Kep. Babel, infopasar.id – Biro Sumber Daya Manusia (SDM) Polda Kepulauan Bangka Belitung menggelar Kegiatan Assessment Center dalam rangka Seleksi Terbuka Jabatan Pimpinan Tinggi (JPT) Pratama.
Kegiatan strategis ini ditujukan untuk menyaring para calon pemimpin terbaik di lingkungan Pemerintah Kabupaten Bangka Barat pada Tahun Anggaran 2026.

Melalui tahapan ini, kompetensi dan kapabilitas para peserta akan diuji secara mendalam demi mewujudkan tata kelola pemerintahan yang bersih dan profesional.
Pelaksanaan asesmen tersebut berlangsung selama dua hari berturut-turut 23 dan 24 Juli 2026. Penggunaan fasilitas Assessment Center milik Polri ini menjamin proses seleksi berjalan secara objektif, transparan, dan akuntabel.

Dengan demikian, pejabat yang terpilih nantinya diharapkan benar-benar memiliki kompetensi unggul serta integritas tinggi untuk memajukan daerah.
Langkah ini menjadi bukti nyata keseriusan institusi kepolisian dalam mendukung terciptanya tata kelola pemerintahan daerah yang bersih melalui penyaringan pimpinan yang akuntabel. Pelaksanaan ini tertuju pada komitmen besar Kepolisian Republik Indonesia (Polri) dalam menjaga netralitas dan objektivitas.

Ketua Tim dari Markas Besar (Mabes) Polri, Kombes Pol. Nurman Surachman, S.I.K., M.Si., memimpin langsung jalannya pengujian demi memastikan seluruh tahapan berjalan tanpa intervensi.
Kehadiran perwira tinggi dari lini penilai kompetensi ini menjadi garansi bahwa mutu seleksi berada di level tertinggi.
Kombes Pol.

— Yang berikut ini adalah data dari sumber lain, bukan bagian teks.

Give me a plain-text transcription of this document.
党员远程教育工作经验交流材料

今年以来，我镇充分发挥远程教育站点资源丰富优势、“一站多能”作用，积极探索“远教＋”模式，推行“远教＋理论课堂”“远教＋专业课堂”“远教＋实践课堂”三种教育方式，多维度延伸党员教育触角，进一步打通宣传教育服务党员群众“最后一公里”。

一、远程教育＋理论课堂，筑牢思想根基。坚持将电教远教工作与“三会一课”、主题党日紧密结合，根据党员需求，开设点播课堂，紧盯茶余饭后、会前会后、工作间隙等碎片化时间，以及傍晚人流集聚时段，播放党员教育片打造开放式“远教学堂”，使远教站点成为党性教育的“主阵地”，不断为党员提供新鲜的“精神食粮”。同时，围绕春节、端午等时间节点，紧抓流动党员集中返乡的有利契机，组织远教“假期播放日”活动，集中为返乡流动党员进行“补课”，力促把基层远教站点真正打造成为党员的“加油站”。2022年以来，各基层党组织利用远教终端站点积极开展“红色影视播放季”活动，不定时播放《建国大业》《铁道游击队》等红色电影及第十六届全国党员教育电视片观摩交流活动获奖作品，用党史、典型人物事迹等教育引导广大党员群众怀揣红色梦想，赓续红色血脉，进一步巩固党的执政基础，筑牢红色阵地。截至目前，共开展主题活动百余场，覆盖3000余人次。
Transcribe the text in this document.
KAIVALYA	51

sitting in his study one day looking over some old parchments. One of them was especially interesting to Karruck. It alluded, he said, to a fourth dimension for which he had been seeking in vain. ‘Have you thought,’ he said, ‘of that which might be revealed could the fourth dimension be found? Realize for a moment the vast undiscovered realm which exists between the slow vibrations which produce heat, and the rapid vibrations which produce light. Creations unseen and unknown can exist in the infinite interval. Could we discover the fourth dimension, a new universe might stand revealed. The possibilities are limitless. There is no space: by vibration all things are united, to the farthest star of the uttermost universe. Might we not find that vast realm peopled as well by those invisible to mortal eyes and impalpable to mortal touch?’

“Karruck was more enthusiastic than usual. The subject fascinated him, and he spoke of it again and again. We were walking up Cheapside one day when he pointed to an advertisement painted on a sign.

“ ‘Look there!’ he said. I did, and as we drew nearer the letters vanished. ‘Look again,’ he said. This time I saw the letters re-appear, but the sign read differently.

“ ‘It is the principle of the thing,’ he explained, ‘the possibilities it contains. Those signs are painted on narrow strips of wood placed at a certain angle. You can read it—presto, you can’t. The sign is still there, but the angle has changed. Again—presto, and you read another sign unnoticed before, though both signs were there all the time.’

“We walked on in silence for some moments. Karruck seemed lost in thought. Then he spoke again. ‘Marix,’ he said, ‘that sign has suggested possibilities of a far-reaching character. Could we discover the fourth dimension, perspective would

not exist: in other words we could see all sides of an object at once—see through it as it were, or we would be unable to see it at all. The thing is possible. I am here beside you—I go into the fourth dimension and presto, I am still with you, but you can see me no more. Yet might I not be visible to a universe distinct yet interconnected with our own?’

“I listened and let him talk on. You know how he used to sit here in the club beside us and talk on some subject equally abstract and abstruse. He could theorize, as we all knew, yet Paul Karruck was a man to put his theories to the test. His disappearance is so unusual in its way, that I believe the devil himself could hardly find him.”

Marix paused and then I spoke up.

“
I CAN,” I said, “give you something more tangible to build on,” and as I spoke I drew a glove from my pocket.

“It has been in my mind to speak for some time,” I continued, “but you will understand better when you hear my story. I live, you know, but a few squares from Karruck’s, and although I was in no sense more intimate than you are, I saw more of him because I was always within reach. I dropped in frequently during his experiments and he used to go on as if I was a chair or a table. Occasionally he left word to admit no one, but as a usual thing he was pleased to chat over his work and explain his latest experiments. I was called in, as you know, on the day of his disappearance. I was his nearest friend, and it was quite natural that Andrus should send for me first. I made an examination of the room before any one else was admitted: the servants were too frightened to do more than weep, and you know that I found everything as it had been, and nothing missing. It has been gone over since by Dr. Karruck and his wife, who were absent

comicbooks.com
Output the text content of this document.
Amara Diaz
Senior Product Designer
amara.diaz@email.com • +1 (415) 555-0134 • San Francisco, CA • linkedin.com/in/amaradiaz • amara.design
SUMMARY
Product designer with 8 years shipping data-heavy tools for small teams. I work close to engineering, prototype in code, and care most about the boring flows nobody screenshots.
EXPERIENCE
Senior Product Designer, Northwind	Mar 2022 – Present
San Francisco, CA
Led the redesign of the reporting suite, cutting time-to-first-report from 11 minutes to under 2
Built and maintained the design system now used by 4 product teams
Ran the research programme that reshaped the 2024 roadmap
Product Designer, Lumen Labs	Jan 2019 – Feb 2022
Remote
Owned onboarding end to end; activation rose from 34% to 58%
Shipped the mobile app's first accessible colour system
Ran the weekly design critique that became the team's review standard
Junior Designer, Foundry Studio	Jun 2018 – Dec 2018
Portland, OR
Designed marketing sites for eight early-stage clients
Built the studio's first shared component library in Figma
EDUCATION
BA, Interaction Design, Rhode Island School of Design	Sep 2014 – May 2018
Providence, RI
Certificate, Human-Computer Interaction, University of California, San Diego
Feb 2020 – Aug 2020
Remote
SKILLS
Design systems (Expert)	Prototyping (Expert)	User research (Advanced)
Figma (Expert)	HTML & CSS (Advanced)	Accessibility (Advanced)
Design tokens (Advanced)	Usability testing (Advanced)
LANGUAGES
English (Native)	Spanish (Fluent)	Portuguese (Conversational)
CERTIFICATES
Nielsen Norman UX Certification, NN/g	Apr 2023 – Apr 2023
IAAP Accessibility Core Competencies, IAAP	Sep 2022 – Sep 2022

Nurman Surachman menegaskan bahwa Korps Bhayangkara memegang teguh profesionalisme dalam membedah potensi para aparatur negara.
Bersama AKBP M. Firdaus Al-kautsar, S.E., S.I.K., M.I.K., pengawasan ketat diberlakukan mulai dari ruang ujian hingga ruang pleno integrasi skor nilai.

“Kami memastikan seluruh rangkaian peniliaian berjalan lurus sesuai Standar Operasional Prosedur (SOP) baku yang transparan,” tegas Kombes Pol. Nurman di sela memantau ruang asesmen.
Sebanyak 14 orang Aparatur Sipil Negara (ASN) terbaik dari jajaran Pemkab Bangka Barat maju sebagai peserta (asesi) dalam ujian terbuka ini.
Mereka melewati ragam instrumen psikologi serta metode kotak masuk (in-tray) guna mengetahui kecakapan berpikir strategis di bawah tekanan.
Komitmen instrumen Polri ditegaskan di sini untuk memisahkan secara objektif mana kandidat yang siap memimpin dan mana yang belum memenuhi kriteria.
Tidak hanya ujian tulisan dan sistem komputer, tim asesor bentukan Mabes Polri juga menguliti aspek sosial kultural peserta. Melalui metode Leaderless Group Discussion (LGD), para perwira pengawas mengamati kelihaian komunikasi, negosiasi, serta bagaimana pengaruh kepemimpinan alami muncul tanpa adanya penunjukan ketua formal. Melalui saringan multidimensi ini, Polri menjamin tidak ada celah bagi penilaian yang bersifat subjektif.
Memasuki tahap akhir, para peserta diwajibkan melalui proses Behavioral Event Interview (BEI) yang menilik rekam jejak perilaku masa lalu sebagai indikator kinerja masa depan.
Kombes Pol. Nurman menjamin bahwa hasil dari wawancara mendalam ini disinkronkan secara adil dalam rapat integrasi para asesor profesional.
Struktur berlapis ini sengaja diterapkan untuk menjaga kemurnian nilai akhir kandidat. Melalui pelaksanaan Assessment Center modern di Mapolda Kep. Babel ini, komitmen Polri diharapkan mampu menyumbang kontribusi besar bagi kemajuan wilayah Bangka Barat.
Dengan profil pemimpin hasil rekomendasi yang objektif dan berintegritas tinggi, pejabat publik yang terpilih nantinya diyakini mampu membawa perubahan positif langsung di tengah masyarakat.